Rod Gallowglass wasn't quite as adept at using his ESP powers as his wife and children were, because he had spent half his life under the blithe impression that he was an ordinary mortal. Shortly after the birth of his fourth child, he had found out the hard way that he could work "magic," as the local superstitious peasants called the results of his ESP work. He had decided that magic was catching.
Rod Gallowglass's late development was understandable, considering that he hadn't even known there was a planet where there were so many espers, until he came there; he had been born and raised on a high-tech planetoid where the family business was the manufacturing of robots, and had run away from home to spend his twenties bumming around the civilized, modern planets, looking for wrongs to right. Sometimes he wondered how he had ever gotten into this situation. Then he would look at his wife, even now in her fifties, and decide it had just been good luck.
Being a little more honest with himself, he would admit that it had been a matter of needing a purpose in life. He had found one by becoming an agent for the Society for the Conversion of Extraterrestrial Nascent Totalitarianisms, an organization dedicated to spreading democracy by sniffing out dictatorships and other forms of oppressive government, and steering their societies toward one of the many forms of democracy. Exploring the galaxy for new totalitarian governments to topple, he had stumbled across Gramarye. Now he was assigned here for the rest of his life—because SCENT knew how important Gramarye was going to be. Rod, on the other hand, had known how important the beautiful, voluptuous "witch" Gwendylon was going to be, and had married her, cleaving unto her forever—and therefore, of course, to her planet and people, too.
The planet of Gramarye was the only place in the Terran sphere of colonized planets where so many espers existed. All the rest of the Terran planets together had produced only a few rather weak telepaths—so Rod Gallowglass had a very important duty guarding the planet of Gramarye from invasion and subversion by the agents of dictatorship and anarchy.

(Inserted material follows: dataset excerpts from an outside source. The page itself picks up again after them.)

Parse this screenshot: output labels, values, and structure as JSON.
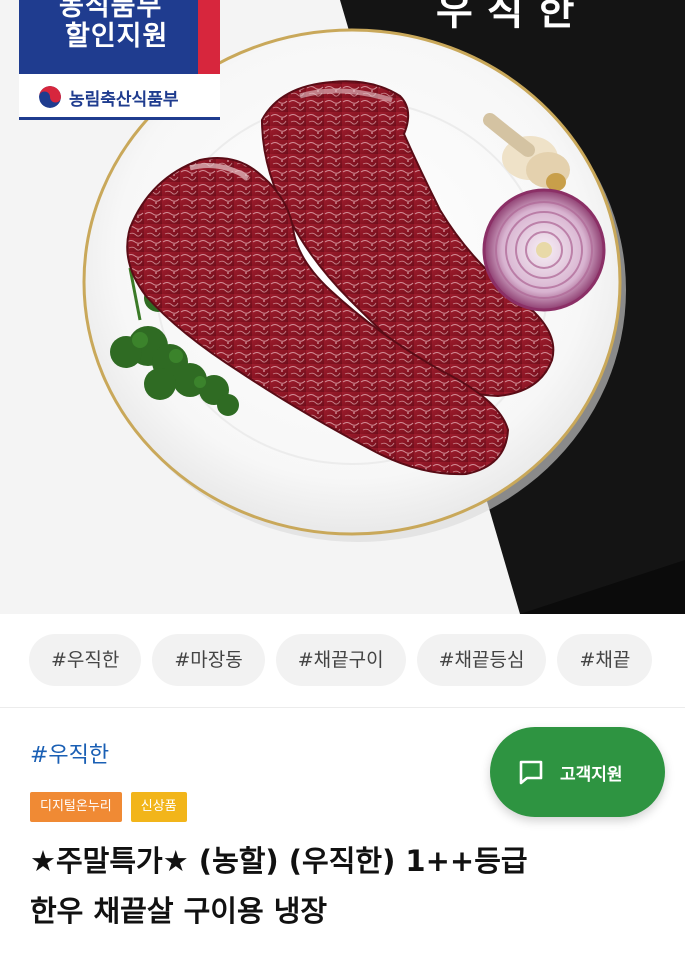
{
  "promo_badge": {
    "line1": "농식품부",
    "line2": "할인지원",
    "ministry": "농림축산식품부"
  },
  "brand_logo": "우직한",
  "hashtags": [
    "#우직한",
    "#마장동",
    "#채끝구이",
    "#채끝등심",
    "#채끝"
  ],
  "product": {
    "shop_tag": "#우직한",
    "badges": [
      "디지털온누리",
      "신상품"
    ],
    "title_line1": "★주말특가★ (농할) (우직한) 1++등급",
    "title_line2": "한우 채끝살 구이용 냉장"
  },
  "support_button": {
    "label": "고객지원",
    "icon": "chat-bubble-icon"
  },
  "colors": {
    "badge_blue": "#1f3c8f",
    "badge_red": "#d7263d",
    "shop_tag_blue": "#1a5fb4",
    "pill_digital": "#f08a34",
    "pill_new": "#f2b51a",
    "support_green": "#2e9441"
  }
}
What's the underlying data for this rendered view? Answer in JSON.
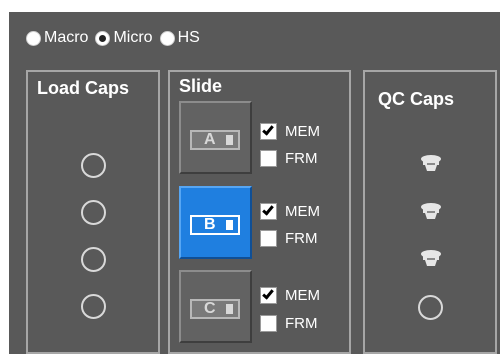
{
  "mode": {
    "options": [
      {
        "label": "Macro",
        "selected": false
      },
      {
        "label": "Micro",
        "selected": true
      },
      {
        "label": "HS",
        "selected": false
      }
    ]
  },
  "load_caps": {
    "title": "Load Caps",
    "slots": [
      "empty",
      "empty",
      "empty",
      "empty"
    ]
  },
  "slide": {
    "title": "Slide",
    "slides": [
      {
        "letter": "A",
        "active": false,
        "mem_label": "MEM",
        "mem_checked": true,
        "frm_label": "FRM",
        "frm_checked": false
      },
      {
        "letter": "B",
        "active": true,
        "mem_label": "MEM",
        "mem_checked": true,
        "frm_label": "FRM",
        "frm_checked": false
      },
      {
        "letter": "C",
        "active": false,
        "mem_label": "MEM",
        "mem_checked": true,
        "frm_label": "FRM",
        "frm_checked": false
      }
    ]
  },
  "qc_caps": {
    "title": "QC Caps",
    "slots": [
      "cap",
      "cap",
      "cap",
      "empty"
    ]
  },
  "colors": {
    "panel_bg": "#595959",
    "active_slide": "#1f7fe0",
    "group_border": "#a6a6a6"
  }
}
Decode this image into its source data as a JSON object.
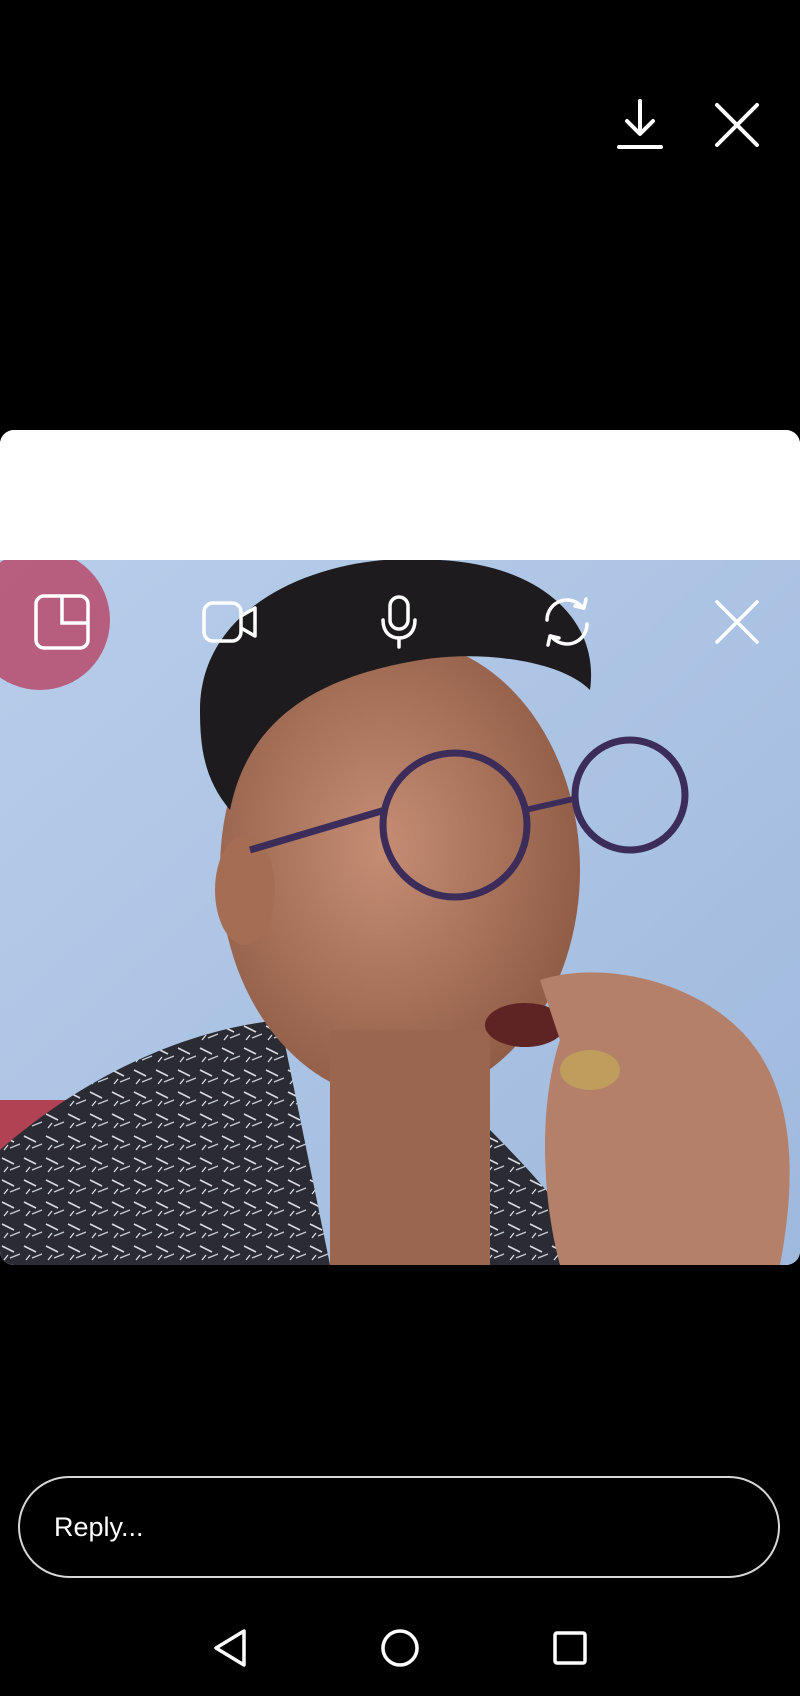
{
  "header": {
    "icons": [
      "download-icon",
      "close-icon"
    ]
  },
  "video": {
    "controls": [
      "picture-in-picture-icon",
      "video-camera-icon",
      "microphone-icon",
      "switch-camera-icon",
      "close-icon"
    ]
  },
  "reply": {
    "placeholder": "Reply..."
  },
  "nav": {
    "icons": [
      "back-triangle-icon",
      "home-circle-icon",
      "recents-square-icon"
    ]
  },
  "colors": {
    "background": "#000000",
    "card": "#ffffff",
    "icon": "#ffffff",
    "reply_border": "#d7d7d7",
    "wall": "#a9c3e3"
  }
}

SCENT believed that one of the prime factors in keeping a democracy alive was speed of communications. If it takes too long to get a message from the parliament to the frontier planets, the frontier planets will eventually set up their own governments and break away. The only way to prevent this is to do away with democracy and resort to some form of government that keeps such a tight hold over its colonies that they can't break away—and that tight hold always turns into oppression, in one form or another. So to keep democracy viable, the telepaths of Gramarye were going to be absolutely essential.

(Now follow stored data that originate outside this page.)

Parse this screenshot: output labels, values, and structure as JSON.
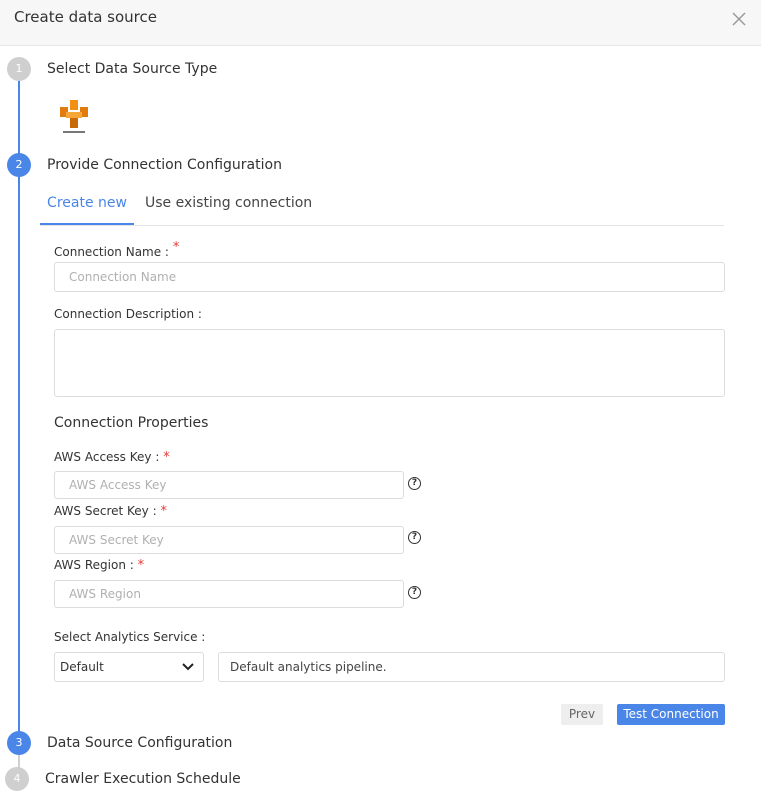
{
  "dialog": {
    "title": "Create data source"
  },
  "steps": [
    {
      "number": "1",
      "label": "Select Data Source Type"
    },
    {
      "number": "2",
      "label": "Provide Connection Configuration"
    },
    {
      "number": "3",
      "label": "Data Source Configuration"
    },
    {
      "number": "4",
      "label": "Crawler Execution Schedule"
    }
  ],
  "tabs": [
    {
      "label": "Create new"
    },
    {
      "label": "Use existing connection"
    }
  ],
  "form": {
    "connection_name": {
      "label": "Connection Name :",
      "placeholder": "Connection Name",
      "value": ""
    },
    "connection_description": {
      "label": "Connection Description :",
      "value": ""
    },
    "properties_title": "Connection Properties",
    "aws_access_key": {
      "label": "AWS Access Key :",
      "placeholder": "AWS Access Key",
      "value": ""
    },
    "aws_secret_key": {
      "label": "AWS Secret Key :",
      "placeholder": "AWS Secret Key",
      "value": ""
    },
    "aws_region": {
      "label": "AWS Region :",
      "placeholder": "AWS Region",
      "value": ""
    },
    "analytics_service": {
      "label": "Select Analytics Service :",
      "selected": "Default",
      "description": "Default analytics pipeline."
    },
    "required_marker": "*",
    "help_glyph": "?"
  },
  "buttons": {
    "prev": "Prev",
    "test_connection": "Test Connection"
  },
  "icons": {
    "close": "close-icon",
    "logo": "aws-logo-icon",
    "help": "question-circle-icon",
    "dropdown": "chevron-down-icon"
  },
  "colors": {
    "accent": "#4a86e8",
    "required": "#e53935",
    "step_inactive": "#cfcfcf",
    "logo_orange": "#f29111"
  }
}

Unfortunately, the future totalitarians knew that, tooand so did the future anarchists. Each of them had its own time-travel organization, dedicated to fostering totalitarian governments (VETO) or to destroying governments altogether (SPITE)—and both were directly concerned with keeping Gramarye from becoming a democracy.

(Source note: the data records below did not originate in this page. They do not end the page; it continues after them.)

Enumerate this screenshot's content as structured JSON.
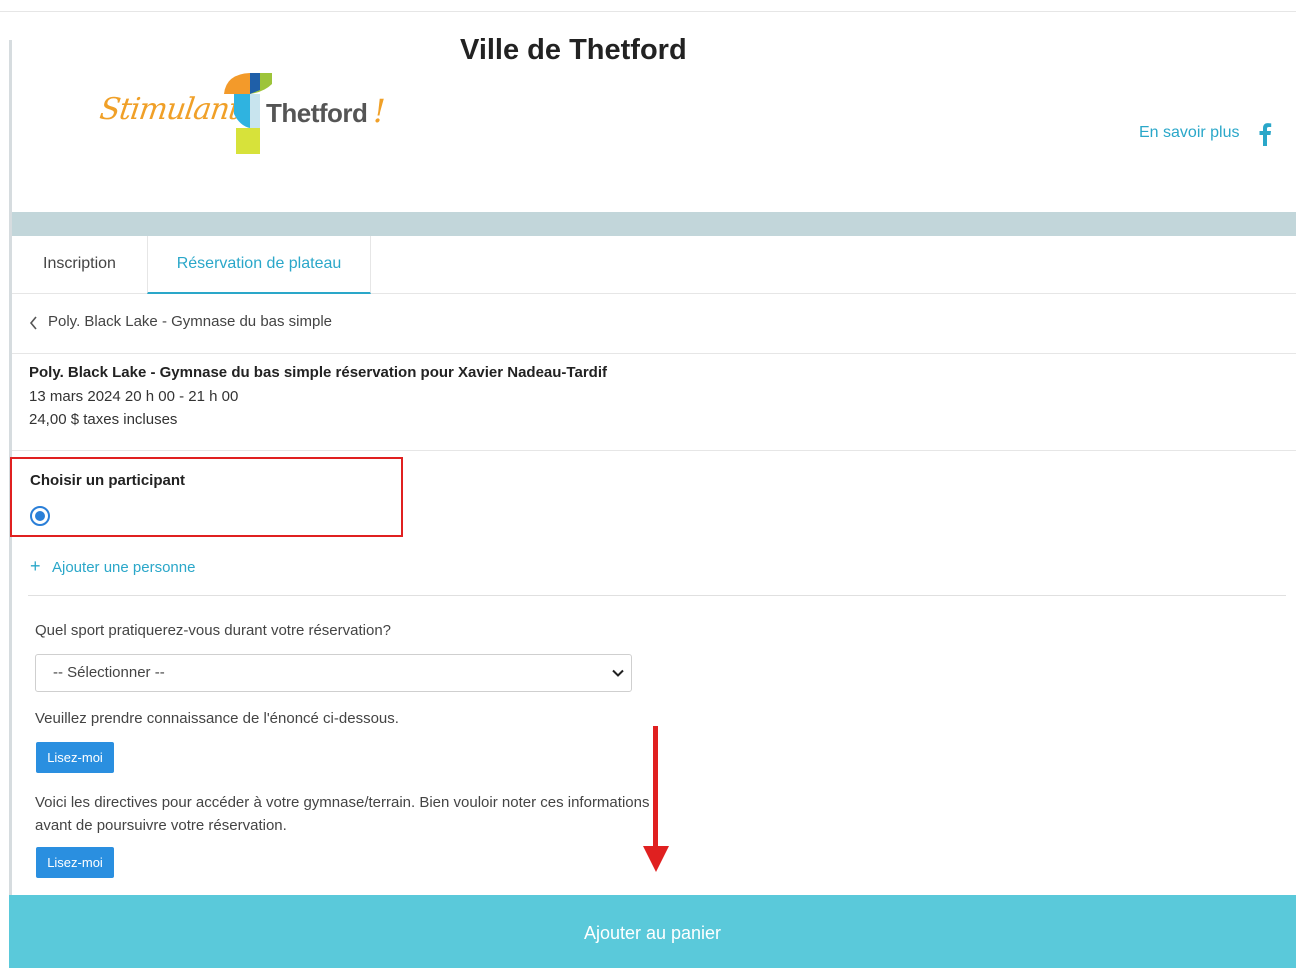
{
  "header": {
    "city_title": "Ville de Thetford",
    "logo": {
      "script_text": "Stimulante",
      "wordmark": "Thetford",
      "exclamation": "!"
    },
    "learn_more": "En savoir plus",
    "social_icon": "facebook-icon"
  },
  "tabs": [
    {
      "label": "Inscription",
      "active": false
    },
    {
      "label": "Réservation de plateau",
      "active": true
    }
  ],
  "breadcrumb": {
    "icon": "chevron-left-icon",
    "label": "Poly. Black Lake - Gymnase du bas simple"
  },
  "booking": {
    "title": "Poly. Black Lake - Gymnase du bas simple réservation pour Xavier Nadeau-Tardif",
    "date_time": "13 mars 2024  20 h 00 - 21 h 00",
    "price": "24,00 $ taxes incluses"
  },
  "participant": {
    "label": "Choisir un participant",
    "radio_selected": true,
    "add_person": "Ajouter une personne"
  },
  "form": {
    "sport_question": "Quel sport pratiquerez-vous durant votre réservation?",
    "sport_select_value": "-- Sélectionner --",
    "notice_1": "Veuillez prendre connaissance de l'énoncé ci-dessous.",
    "read_me_1": "Lisez-moi",
    "notice_2": "Voici les directives pour accéder à votre gymnase/terrain. Bien vouloir noter ces informations avant de poursuivre votre réservation.",
    "read_me_2": "Lisez-moi"
  },
  "cart": {
    "label": "Ajouter au panier"
  },
  "colors": {
    "accent": "#2aa7c9",
    "button_blue": "#2a8fe0",
    "cart_bg": "#5ac9da",
    "band": "#c2d6da",
    "annotation_red": "#e02020"
  }
}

Which meant they were out to kill Rod Gallowglass, if they could—and his family. Especially his children. They had found out, over the last couple of decades, that they couldn't kill Rod—no matter how hard they tried, he always fought them off, and where he might have failed, his wife and her elf-friends and children had beaten off his enemies for him. Together, they were unstoppable—but the Futurians could, at least, make sure his influence didn't go on into future generations. They were bound and determined to kill his children if they could or, if they couldn't, to at least keep them from having children of their own.